Quattordici agenti che si comportano come se il penitenziario fosse ancora aperto, alternandosi con turni da otto ore a testa per presidiare delle celle vuote 24 ore su 24. “La legge prevede la chiusura di tutte le carceri con meni di 51 detenuti, ma le guardie sono rimaste lì”, denunciava nei giorni scorsi il segretario generale del Sappe, Donato Capece. Va persino peggio a Savona, dove secondini e commissari ancora al lavoro a un mese dalla chiusura del carcere sono ben sessanta.

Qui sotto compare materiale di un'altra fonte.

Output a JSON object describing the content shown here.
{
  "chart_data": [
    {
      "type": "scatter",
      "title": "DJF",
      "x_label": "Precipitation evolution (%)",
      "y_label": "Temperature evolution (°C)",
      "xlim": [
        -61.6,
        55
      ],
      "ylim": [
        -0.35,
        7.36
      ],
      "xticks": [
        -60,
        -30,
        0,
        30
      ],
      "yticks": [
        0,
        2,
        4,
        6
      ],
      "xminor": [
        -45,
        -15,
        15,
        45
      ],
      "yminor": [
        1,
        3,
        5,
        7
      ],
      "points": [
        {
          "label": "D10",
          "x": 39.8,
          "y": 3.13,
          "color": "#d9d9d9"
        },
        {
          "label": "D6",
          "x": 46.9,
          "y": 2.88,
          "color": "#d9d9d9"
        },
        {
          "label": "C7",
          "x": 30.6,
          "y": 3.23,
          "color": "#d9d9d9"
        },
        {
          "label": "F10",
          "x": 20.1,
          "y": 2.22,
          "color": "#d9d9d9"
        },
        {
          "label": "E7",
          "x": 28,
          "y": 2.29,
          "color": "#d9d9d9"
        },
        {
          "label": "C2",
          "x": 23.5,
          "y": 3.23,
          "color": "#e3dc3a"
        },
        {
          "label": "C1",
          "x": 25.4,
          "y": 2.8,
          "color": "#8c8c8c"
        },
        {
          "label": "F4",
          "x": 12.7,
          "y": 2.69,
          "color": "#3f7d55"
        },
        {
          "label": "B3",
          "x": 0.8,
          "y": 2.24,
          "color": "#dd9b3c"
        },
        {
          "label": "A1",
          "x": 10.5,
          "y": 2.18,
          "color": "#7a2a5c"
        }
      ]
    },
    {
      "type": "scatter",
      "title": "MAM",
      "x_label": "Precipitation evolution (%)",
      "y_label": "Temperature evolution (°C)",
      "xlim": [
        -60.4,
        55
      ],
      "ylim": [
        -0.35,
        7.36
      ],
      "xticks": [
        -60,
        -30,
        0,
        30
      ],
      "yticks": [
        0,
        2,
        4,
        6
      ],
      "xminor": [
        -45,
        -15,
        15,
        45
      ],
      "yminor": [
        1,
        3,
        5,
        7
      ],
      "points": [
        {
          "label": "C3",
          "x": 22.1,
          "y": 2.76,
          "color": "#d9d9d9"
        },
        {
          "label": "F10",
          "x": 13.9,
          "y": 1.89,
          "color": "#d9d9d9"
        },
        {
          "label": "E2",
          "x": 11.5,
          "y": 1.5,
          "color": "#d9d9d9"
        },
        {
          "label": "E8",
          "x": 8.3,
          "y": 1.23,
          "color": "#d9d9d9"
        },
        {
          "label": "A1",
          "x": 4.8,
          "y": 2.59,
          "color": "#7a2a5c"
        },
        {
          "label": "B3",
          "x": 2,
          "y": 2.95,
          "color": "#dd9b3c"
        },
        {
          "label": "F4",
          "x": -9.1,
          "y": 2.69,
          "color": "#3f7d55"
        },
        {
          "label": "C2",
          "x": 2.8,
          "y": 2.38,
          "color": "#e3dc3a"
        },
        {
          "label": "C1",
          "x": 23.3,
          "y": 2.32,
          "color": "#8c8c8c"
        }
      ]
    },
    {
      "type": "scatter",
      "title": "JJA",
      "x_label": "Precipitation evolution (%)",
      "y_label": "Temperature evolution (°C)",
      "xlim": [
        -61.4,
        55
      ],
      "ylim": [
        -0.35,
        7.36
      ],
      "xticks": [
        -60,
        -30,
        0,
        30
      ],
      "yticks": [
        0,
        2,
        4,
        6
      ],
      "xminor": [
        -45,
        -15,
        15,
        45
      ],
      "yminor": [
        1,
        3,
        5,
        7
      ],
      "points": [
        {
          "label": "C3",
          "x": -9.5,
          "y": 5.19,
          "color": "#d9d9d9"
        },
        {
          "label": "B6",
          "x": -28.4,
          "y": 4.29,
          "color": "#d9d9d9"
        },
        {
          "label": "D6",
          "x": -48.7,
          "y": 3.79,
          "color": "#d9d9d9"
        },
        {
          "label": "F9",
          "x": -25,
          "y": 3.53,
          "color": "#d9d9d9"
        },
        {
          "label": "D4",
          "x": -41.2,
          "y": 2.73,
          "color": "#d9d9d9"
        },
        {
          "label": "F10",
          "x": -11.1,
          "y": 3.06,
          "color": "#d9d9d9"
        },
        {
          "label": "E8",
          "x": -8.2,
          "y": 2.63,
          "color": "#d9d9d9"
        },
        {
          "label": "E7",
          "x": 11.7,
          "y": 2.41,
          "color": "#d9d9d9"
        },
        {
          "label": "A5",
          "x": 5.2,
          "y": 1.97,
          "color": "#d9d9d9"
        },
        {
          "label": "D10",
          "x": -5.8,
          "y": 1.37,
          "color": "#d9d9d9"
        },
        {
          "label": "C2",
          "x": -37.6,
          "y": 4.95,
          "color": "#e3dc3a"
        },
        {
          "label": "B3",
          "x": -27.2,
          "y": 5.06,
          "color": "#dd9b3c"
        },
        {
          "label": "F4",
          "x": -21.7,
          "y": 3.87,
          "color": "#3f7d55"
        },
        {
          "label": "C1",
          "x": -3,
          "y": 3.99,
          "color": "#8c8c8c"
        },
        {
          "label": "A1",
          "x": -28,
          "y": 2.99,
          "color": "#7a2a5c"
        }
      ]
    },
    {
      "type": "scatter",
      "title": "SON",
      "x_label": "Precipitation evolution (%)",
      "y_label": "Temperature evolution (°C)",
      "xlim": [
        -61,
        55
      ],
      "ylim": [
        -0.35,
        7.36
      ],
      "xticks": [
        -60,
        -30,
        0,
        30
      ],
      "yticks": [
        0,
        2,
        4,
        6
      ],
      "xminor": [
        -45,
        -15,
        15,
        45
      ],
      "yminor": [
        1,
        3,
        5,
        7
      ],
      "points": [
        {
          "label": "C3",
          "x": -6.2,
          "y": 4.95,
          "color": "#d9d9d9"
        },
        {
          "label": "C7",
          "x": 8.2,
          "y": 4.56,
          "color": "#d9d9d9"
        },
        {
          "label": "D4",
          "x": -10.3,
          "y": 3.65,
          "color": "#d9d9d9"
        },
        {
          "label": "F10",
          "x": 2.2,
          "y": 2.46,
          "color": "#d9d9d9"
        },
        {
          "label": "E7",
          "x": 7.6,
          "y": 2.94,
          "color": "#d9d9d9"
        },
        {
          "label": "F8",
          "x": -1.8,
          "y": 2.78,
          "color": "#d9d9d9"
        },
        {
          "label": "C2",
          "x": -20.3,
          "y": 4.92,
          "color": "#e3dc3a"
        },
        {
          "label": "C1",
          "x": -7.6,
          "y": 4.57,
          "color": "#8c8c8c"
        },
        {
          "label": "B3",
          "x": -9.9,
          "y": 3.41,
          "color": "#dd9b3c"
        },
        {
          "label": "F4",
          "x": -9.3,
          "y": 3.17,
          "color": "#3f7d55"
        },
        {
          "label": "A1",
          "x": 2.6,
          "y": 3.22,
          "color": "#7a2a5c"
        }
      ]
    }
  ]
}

“Avendo deciso di chiudere le due strutture stiamo ricollocando il personale”, assicura oggi il sottosegretario alla Giustizia, Cosimo Ferri, “Chiudendo delle strutture e dialogando con i lavoratori per chieder loro se hanno delle preferenze e cercare di concordare dove destinarli. Questo lo faremo in tempi brevi per garantire i diritti dei lavoratori e nello stesso tempo acquisire risorse nei luoghi dove mancano. Il ricollocamento avverrà in tempi brevissimi“.

Intanto a Sala Consilina il sindaco Francesco Cavallone è arrivato a incatenarsi insieme ad alcuni cittadini all’ingresso dalla casa circondariale: “Mi incateno con la speranza che questo gesto estremo faccia prendere in considerazione al ministro della Giustizia l’idea di riaprire il nostro carcere”, ha spiegato, “È possibile che per essere ascoltato dalle istituzioni un sindaco debba fare tutto ciò? Si giustifica la soppressione con la spending review, ma non è uno spreco spendere denaro pubblico per un carcere senza detenuti? Il Comune di Sala è disposto ad accollarsi i costi di adeguamento della struttura. Mi chiedo se sia giusto che per un interrogatorio di competenza del tribunale di Lagonegro (Potenza) un detenuto venga ascoltato a Salerno, a Potenza o a Vallo della Lucania quando fino a tre mesi fa il carcere di Sala serviva quel tribunale lagonegrese solo 40 chilometri“.